Lord Grantham, the master of Downton Abbey, continues to offer insightful financial lessons as he bumbles his wealth management responsibilities. My earlier column drew attention to the earl’s guilt and shame over his role in the loss of a second great fortune. However, the best financial decision Lord Grantham has made was to refuse his son-in-law Matthew Crawley’s proposal to simply turn over his newfound inheritance. In great wisdom, Grantham invites Matthew to become a co-owner.
In offering Matthew an immediate ownership stake in Downton, Lord Grantham gets much more than a lifeline for the estate. He receives a highly incentivized partner, which seems to be more than he bargained for.
Lord Grantham appears to like the idea of financial partnership more than the reality. He charitably invites Matthew to review the estate’s financials right away. It seems he expects a big pat on the back for a job well done. But that’s not what he gets.
Good managers know that injecting new capital into a failing business only prolongs the inevitable. Throwing good money after bad would destroy the wealth of not only the Crawley family, but also all those who live in the Yorkshire county estate. Tough decisions must be made. The financial flourishing of the entire region depends on healthy business management.
Small businesses may begin to flounder when the second generation inherits the success but not the enthusiasm and skill of the earlier generation. To protect relationships, these poorly run businesses are allowed to deteriorate quickly in a highly competitive economy. As the business fails, it’s not just the owners who suffer. Many workers will lose their jobs due to poor management.
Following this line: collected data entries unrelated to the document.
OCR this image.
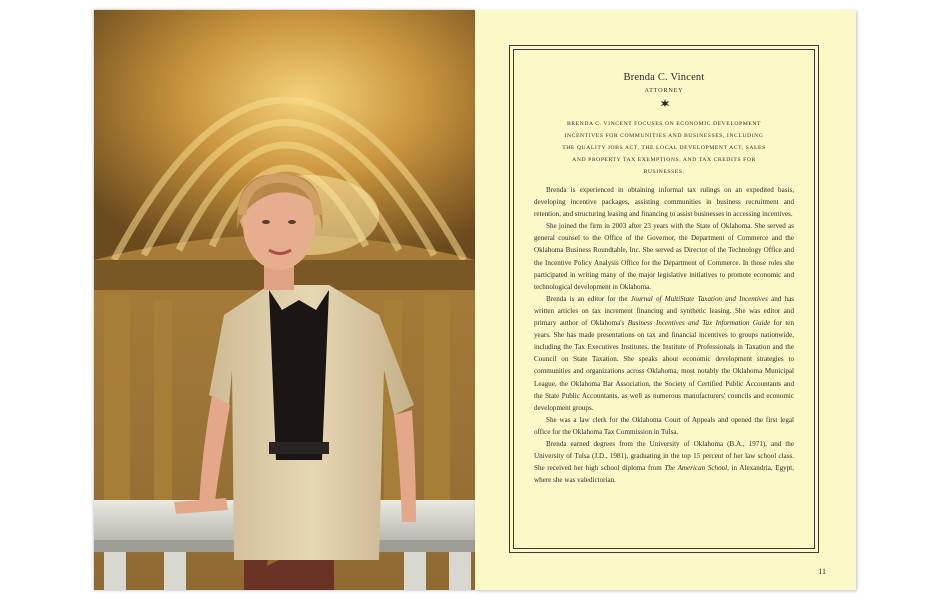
Brenda C. Vincent
ATTORNEY
BRENDA C. VINCENT FOCUSES ON ECONOMIC DEVELOPMENT INCENTIVES FOR COMMUNITIES AND BUSINESSES, INCLUDING THE QUALITY JOBS ACT, THE LOCAL DEVELOPMENT ACT, SALES AND PROPERTY TAX EXEMPTIONS, AND TAX CREDITS FOR BUSINESSES.

Brenda is experienced in obtaining informal tax rulings on an expedited basis, developing incentive packages, assisting communities in business recruitment and retention, and structuring leasing and financing to assist businesses in accessing incentives.

She joined the firm in 2003 after 23 years with the State of Oklahoma. She served as general counsel to the Office of the Governor, the Department of Commerce and the Oklahoma Business Roundtable, Inc. She served as Director of the Technology Office and the Incentive Policy Analysis Office for the Department of Commerce. In those roles she participated in writing many of the major legislative initiatives to promote economic and technological development in Oklahoma.

Brenda is an editor for the Journal of MultiState Taxation and Incentives and has written articles on tax increment financing and synthetic leasing. She was editor and primary author of Oklahoma's Business Incentives and Tax Information Guide for ten years. She has made presentations on tax and financial incentives to groups nationwide, including the Tax Executives Institutes, the Institute of Professionals in Taxation and the Council on State Taxation. She speaks about economic development strategies to communities and organizations across Oklahoma, most notably the Oklahoma Municipal League, the Oklahoma Bar Association, the Society of Certified Public Accountants and the State Public Accountants, as well as numerous manufacturers' councils and economic development groups.

She was a law clerk for the Oklahoma Court of Appeals and opened the first legal office for the Oklahoma Tax Commission in Tulsa.

Brenda earned degrees from the University of Oklahoma (B.A., 1971), and the University of Tulsa (J.D., 1981), graduating in the top 15 percent of her law school class. She received her high school diploma from The American School, in Alexandria, Egypt, where she was valedictorian.

11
As Matthew is walking his wife Mary through a fallow estate-owned farm, he is conducting a delicate campaign to convince the family that management changes need to be made. I wanted to step in and introduce him to Joel Salatin of Polyface Farm. Joel’s story, highlighted in the agribusiness documentary Food Inc., of turning a worn-out and eroded old farm near Staunton, Virginia, into a healthy and productive resource, is a wonderful example of responsible husbandry. This once abandoned capital resource now feeds thousands and employees more than 10 full-time employees and as many summer and year-round interns.
When you multiply the story of Joel Salatin and Polyface Farm by a million, you have a vibrant and healthy local economy. The economic pie grows as resources are planted in fertile soil and traded freely. This is the basic truth of Adam Smith’s Wealth of Nations, and it relates as much to kings and earls of old as it does to today’s modern man and woman.
According to Matthew, Lord Grantham seems to equate the nature of business management with being mean. Sadly, this mindset seems quite popular today. The excesses of Wall Street in collusion with political power has pushed many to reject the moral nature of a free market. And yet, America will only remain a land of opportunity as long as business owners and managers pursue new investment ventures.
In any business, it is critical to identify highly competent managers. If Lord Grantham’s only contribution to the family’s finances is to share oversight with Matthew Crawley, it could not have come at a better time. I expect that the Oracle of Omaha would agree. If there is one theme that continually runs through the public statements of Warren Buffett, it is that sound investments will always focus on companies with managers of competence and integrity.